Conflito em concurso do Amapá pode ajudar o país e regular critérios étnico-raciais
Além de atualizar o debate sobre a política de cotas raciais, ação visa o combate a fraudes nas políticas adotadas em certames de seleção de pessoal.
Cleber Barbosa
Da Redação
A Defensoria Pública da União (DPU), por meio do Grupo de Trabalho de Políticas Etnorraciais, enviou a diferentes órgãos, nessa segunda-feira (14), nota técnica com propostas para regulamentação das comissões de heteroidentificação étnico-racial. O objetivo do documento é aprimorar a discussão sobre essas comissões.
Quando se trata de acesso a concursos e vestibulares pelas cotas raciais, o entendimento atual é de que a autodeclaração racial não basta, é preciso um controle do acesso à política pública. É aí que entra a comissão. Heteroidentificação é uma identificação realizada por outra pessoa, no caso, por uma comissão. Ela é complementar à autodeclaração étnico-racial do candidato.
A DPU entende que existe uma demanda real e urgente pela regulamentação das comissões de heteroidentificação. “O que se quer, por um lado, é consolidar diretrizes para o desenho administrativo da heteroidentificação e, por outro, conferir praticabilidade e efetividade à política afirmativa de cotas étnico-raciais”, diz o texto da nota técnica.
Entre as sugestões, a DPU aconselha que as comissões de heteroidentificação sejam compostas de cinco membros, três da própria instituição que organiza a prova e dois membros externos, sendo um do campo acadêmico e outro dos movimentos sociais. O documento destaca ainda a importância da diversidade dos membros da comissão, de forma que os grupos representem a pluralidade da sociedade em termos de gênero, identidade sexual, idade e cor/etnia.
Também deve ser levada em conta a abrangência territorial da seleção, para que se analise os fenótipos de acordo com o local. “Uma comissão constituída para um concurso público no estado do Amapá deve verificar se o candidato é socialmente lido como negro no estado do Amapá”, explica a nota.
Pardos
O documento destina especial atenção ao tratamento dado aos candidatos pardos. Entende-se por negros pessoas pretas e pessoas pardas. Entretanto, a identificação de uma pessoa como parda se relaciona com elementos do senso comum, geralmente se entendendo por pardo como miscigenado, como resultado da mestiçagem das outras quatro raças ou etnias, tidas como mais “puras” (preta, branca, amarela e indígena).

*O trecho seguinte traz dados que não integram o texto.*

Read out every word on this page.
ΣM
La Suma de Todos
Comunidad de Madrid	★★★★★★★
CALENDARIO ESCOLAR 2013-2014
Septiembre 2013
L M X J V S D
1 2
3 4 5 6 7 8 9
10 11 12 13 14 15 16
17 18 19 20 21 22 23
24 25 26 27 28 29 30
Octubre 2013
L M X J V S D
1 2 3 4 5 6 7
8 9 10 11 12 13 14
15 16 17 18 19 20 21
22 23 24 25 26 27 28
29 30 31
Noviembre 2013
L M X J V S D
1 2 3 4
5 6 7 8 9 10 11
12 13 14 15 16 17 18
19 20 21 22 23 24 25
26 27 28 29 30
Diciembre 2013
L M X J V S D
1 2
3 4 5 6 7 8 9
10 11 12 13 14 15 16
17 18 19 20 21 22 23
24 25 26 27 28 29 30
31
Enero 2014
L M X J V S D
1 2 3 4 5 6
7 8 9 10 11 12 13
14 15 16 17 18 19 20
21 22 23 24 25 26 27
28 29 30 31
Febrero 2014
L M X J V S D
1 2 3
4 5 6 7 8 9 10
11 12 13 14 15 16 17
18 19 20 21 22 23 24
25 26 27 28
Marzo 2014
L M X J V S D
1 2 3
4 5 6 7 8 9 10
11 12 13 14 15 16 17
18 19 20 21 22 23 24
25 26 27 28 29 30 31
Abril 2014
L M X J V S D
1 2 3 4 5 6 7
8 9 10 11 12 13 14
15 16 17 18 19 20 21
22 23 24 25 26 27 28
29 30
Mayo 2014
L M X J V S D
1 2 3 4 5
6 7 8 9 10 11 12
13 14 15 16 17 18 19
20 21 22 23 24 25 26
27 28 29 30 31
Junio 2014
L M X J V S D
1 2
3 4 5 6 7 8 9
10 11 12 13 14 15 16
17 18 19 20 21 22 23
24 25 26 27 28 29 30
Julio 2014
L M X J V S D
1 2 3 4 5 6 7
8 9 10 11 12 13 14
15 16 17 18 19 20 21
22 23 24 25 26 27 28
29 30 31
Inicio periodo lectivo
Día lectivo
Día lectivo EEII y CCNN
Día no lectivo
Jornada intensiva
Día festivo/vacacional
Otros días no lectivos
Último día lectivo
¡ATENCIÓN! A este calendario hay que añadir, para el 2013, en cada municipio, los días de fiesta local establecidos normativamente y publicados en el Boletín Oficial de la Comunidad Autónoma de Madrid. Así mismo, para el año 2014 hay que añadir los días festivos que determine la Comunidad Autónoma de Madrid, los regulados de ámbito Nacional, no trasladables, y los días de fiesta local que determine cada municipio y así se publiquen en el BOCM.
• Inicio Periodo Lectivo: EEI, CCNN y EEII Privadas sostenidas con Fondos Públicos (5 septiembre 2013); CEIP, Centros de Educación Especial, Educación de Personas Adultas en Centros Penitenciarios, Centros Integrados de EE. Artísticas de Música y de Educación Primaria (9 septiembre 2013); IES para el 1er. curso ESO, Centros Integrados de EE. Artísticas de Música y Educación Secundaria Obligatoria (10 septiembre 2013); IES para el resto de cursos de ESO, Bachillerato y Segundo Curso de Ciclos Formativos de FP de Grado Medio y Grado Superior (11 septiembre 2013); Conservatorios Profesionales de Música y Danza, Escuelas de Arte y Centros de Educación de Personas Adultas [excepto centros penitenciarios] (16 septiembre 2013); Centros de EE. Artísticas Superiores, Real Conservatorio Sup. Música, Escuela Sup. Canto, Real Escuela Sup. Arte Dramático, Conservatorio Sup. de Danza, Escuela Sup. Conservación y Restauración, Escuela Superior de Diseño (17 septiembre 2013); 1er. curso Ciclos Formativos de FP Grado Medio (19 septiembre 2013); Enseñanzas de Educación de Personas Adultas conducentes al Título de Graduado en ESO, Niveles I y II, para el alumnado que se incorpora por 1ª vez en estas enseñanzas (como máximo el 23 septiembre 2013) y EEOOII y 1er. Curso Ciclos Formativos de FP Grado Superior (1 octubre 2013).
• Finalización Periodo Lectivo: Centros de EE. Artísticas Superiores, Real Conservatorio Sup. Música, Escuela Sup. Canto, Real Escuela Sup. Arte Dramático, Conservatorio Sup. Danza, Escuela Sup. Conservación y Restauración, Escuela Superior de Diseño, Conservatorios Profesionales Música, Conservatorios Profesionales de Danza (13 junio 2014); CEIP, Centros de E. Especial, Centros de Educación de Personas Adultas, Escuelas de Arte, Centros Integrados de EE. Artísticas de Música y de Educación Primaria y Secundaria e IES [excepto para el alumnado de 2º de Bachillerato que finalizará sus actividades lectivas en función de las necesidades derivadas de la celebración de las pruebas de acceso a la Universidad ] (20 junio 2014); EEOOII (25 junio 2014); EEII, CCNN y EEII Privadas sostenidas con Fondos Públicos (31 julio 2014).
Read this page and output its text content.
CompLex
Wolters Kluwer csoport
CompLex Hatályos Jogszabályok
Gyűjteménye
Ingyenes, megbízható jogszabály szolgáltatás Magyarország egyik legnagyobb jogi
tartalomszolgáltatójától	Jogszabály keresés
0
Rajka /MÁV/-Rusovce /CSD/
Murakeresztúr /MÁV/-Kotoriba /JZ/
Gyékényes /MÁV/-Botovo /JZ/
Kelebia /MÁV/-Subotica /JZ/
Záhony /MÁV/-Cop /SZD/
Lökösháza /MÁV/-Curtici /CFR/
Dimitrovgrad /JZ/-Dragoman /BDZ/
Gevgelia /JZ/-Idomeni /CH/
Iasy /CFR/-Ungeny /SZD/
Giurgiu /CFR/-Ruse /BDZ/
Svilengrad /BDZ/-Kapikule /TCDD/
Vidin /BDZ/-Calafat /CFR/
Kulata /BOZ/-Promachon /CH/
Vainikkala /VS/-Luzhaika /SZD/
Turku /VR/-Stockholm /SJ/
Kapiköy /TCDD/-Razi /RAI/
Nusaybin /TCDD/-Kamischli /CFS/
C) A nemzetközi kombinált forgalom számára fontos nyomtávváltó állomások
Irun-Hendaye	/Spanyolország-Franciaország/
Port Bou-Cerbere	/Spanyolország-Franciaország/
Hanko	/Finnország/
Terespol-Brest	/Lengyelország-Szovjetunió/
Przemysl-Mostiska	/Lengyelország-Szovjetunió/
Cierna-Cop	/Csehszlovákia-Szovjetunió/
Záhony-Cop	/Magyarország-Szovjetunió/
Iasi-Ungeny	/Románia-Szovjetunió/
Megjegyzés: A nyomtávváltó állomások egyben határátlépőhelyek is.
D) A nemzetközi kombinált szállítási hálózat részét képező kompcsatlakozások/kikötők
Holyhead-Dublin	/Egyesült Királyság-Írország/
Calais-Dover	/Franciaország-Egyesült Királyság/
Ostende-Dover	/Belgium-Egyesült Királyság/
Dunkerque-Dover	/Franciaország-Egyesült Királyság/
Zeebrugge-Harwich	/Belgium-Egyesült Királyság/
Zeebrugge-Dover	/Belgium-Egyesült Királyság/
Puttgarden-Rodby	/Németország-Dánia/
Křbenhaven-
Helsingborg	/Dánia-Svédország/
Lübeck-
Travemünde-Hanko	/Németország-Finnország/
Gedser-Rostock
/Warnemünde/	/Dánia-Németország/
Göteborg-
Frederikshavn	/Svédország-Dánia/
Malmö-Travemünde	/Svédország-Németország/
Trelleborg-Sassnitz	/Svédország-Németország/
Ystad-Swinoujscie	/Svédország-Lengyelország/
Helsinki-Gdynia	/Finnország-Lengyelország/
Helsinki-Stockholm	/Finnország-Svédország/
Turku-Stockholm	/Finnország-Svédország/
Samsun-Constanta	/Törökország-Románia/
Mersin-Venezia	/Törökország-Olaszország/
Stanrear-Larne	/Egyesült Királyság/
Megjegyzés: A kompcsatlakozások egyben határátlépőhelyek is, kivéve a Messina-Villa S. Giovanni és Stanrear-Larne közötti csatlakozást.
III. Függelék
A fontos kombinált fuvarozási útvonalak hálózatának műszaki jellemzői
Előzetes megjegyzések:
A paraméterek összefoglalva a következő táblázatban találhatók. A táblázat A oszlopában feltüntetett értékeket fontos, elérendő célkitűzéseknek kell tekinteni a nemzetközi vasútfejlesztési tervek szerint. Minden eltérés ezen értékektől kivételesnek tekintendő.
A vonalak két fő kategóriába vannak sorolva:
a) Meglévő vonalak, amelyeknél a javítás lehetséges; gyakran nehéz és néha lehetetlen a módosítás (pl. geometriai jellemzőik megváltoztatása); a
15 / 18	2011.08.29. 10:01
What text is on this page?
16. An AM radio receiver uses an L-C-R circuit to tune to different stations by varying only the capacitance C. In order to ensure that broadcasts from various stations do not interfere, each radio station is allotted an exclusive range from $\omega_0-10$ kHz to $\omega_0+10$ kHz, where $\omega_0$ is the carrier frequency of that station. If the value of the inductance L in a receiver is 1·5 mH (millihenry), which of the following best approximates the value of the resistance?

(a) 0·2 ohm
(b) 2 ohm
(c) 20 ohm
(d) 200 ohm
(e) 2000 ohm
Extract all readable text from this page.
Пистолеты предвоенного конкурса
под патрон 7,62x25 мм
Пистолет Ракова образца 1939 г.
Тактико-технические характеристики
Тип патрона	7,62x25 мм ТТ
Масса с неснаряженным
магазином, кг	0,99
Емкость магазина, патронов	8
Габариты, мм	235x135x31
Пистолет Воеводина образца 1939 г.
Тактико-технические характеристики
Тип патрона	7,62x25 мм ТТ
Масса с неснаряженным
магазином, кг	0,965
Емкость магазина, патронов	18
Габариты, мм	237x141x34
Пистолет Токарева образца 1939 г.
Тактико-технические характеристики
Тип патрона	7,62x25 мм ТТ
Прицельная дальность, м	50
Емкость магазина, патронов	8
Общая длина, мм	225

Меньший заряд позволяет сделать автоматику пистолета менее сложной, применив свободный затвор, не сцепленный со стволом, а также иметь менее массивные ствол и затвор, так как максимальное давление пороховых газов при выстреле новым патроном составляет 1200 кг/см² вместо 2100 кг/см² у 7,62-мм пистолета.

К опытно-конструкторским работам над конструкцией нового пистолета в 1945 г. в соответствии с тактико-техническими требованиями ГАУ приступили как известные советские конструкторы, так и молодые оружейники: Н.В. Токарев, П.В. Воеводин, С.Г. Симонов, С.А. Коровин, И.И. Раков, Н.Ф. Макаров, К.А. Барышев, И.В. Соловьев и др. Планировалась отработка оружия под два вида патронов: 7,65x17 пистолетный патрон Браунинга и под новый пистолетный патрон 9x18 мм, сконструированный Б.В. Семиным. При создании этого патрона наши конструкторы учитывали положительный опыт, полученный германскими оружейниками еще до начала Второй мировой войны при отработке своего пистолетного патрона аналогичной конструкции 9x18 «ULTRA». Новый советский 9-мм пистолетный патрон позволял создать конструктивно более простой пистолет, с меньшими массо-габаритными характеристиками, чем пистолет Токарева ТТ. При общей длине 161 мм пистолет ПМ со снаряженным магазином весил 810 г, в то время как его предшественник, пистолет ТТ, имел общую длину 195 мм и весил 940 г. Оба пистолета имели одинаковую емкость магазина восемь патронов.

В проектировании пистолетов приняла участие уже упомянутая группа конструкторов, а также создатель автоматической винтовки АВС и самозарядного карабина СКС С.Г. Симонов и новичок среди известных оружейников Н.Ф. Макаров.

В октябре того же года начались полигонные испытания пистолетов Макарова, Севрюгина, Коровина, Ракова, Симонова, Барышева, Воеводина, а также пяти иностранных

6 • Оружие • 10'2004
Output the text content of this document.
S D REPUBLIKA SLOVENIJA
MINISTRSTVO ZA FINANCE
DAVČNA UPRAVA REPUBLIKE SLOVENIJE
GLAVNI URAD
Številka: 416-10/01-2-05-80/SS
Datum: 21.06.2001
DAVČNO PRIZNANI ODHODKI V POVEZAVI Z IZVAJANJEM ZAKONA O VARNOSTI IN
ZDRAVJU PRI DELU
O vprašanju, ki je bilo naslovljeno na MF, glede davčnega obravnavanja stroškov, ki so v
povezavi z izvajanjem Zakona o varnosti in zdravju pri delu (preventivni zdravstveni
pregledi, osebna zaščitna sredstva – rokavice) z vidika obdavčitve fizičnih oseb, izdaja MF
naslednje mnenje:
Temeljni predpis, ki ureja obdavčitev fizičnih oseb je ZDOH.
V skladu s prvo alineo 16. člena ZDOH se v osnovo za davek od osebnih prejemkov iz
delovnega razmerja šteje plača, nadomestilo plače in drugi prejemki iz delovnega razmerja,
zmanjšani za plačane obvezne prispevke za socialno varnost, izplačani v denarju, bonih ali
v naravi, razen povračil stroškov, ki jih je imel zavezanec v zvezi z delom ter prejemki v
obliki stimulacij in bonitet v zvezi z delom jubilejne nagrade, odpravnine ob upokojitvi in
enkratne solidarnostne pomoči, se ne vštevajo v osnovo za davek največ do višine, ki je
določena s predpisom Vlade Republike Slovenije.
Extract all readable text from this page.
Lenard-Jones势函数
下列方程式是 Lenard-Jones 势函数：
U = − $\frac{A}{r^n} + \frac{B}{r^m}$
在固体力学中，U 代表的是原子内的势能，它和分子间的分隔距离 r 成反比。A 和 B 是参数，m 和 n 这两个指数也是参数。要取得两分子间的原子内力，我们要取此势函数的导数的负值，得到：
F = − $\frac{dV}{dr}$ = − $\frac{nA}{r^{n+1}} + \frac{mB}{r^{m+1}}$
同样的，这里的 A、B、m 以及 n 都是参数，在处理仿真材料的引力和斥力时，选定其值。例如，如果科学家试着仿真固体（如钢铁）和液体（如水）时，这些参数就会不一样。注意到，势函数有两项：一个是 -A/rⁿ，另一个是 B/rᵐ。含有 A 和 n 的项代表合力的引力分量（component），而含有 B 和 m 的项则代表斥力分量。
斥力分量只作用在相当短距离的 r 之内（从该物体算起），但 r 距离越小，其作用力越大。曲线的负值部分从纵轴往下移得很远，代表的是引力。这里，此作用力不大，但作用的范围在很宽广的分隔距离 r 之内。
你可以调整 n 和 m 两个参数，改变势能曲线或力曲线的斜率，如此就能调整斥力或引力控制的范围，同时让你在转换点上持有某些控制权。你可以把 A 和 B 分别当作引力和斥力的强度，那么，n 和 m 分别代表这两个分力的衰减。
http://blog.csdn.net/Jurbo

Os movimentos sociais, que defendem a política de cotas, entendem que pessoas pardas devem ter acesso à política de cotas. A nota técnica da DPU argumenta que uma pessoa que se entenda como parda e ao mesmo tempo não negra deve ser excluída da política de cotas, posicionamento já adotado pelo Supremo Tribunal Federal (STF) no julgamento da ADC 41.
“O combate a fraudes nas políticas de cotas é fundamental e passa em boa medida pela implantação de um sistema de heteroidentificação que possa excluir, sobretudo, pessoas brancas, mas também pardos não negros”, diz o documento.
O coordenador do Grupo de Trabalho de Políticas Etnorraciais da DPU, Yuri Costa, explica que não é função da comissão identificar a raça do candidato, mas evitar fraudes. Em outras palavras, a comissão deve apenas excluir os candidatos não negros.
“Por isso que a gente toma a ideia de pardo não como qualquer miscigenação. O pardo que nos interessa é negro, embora sem pele retinta. São os chamados pardos negros”, detalha o defensor público.
Para Costa, é importante que a sociedade tenha em mente que a conclusão da comissão de heteroidentificação não prejudica a autodeclaração do indivíduo. “A comissão não funciona como um tribunal que define a cor ou etnia da pessoa. Independentemente de seu resultado, ela continua com o direito de se identificar da maneira como quer. Se ela quiser se enquadrar como branca, parda socialmente branco, ou qualquer outra definição. Isso não interessa à comissão, porque é estritamente voltada à identificação de pessoas aptas e figurar como cotistas negros”, esclareceu.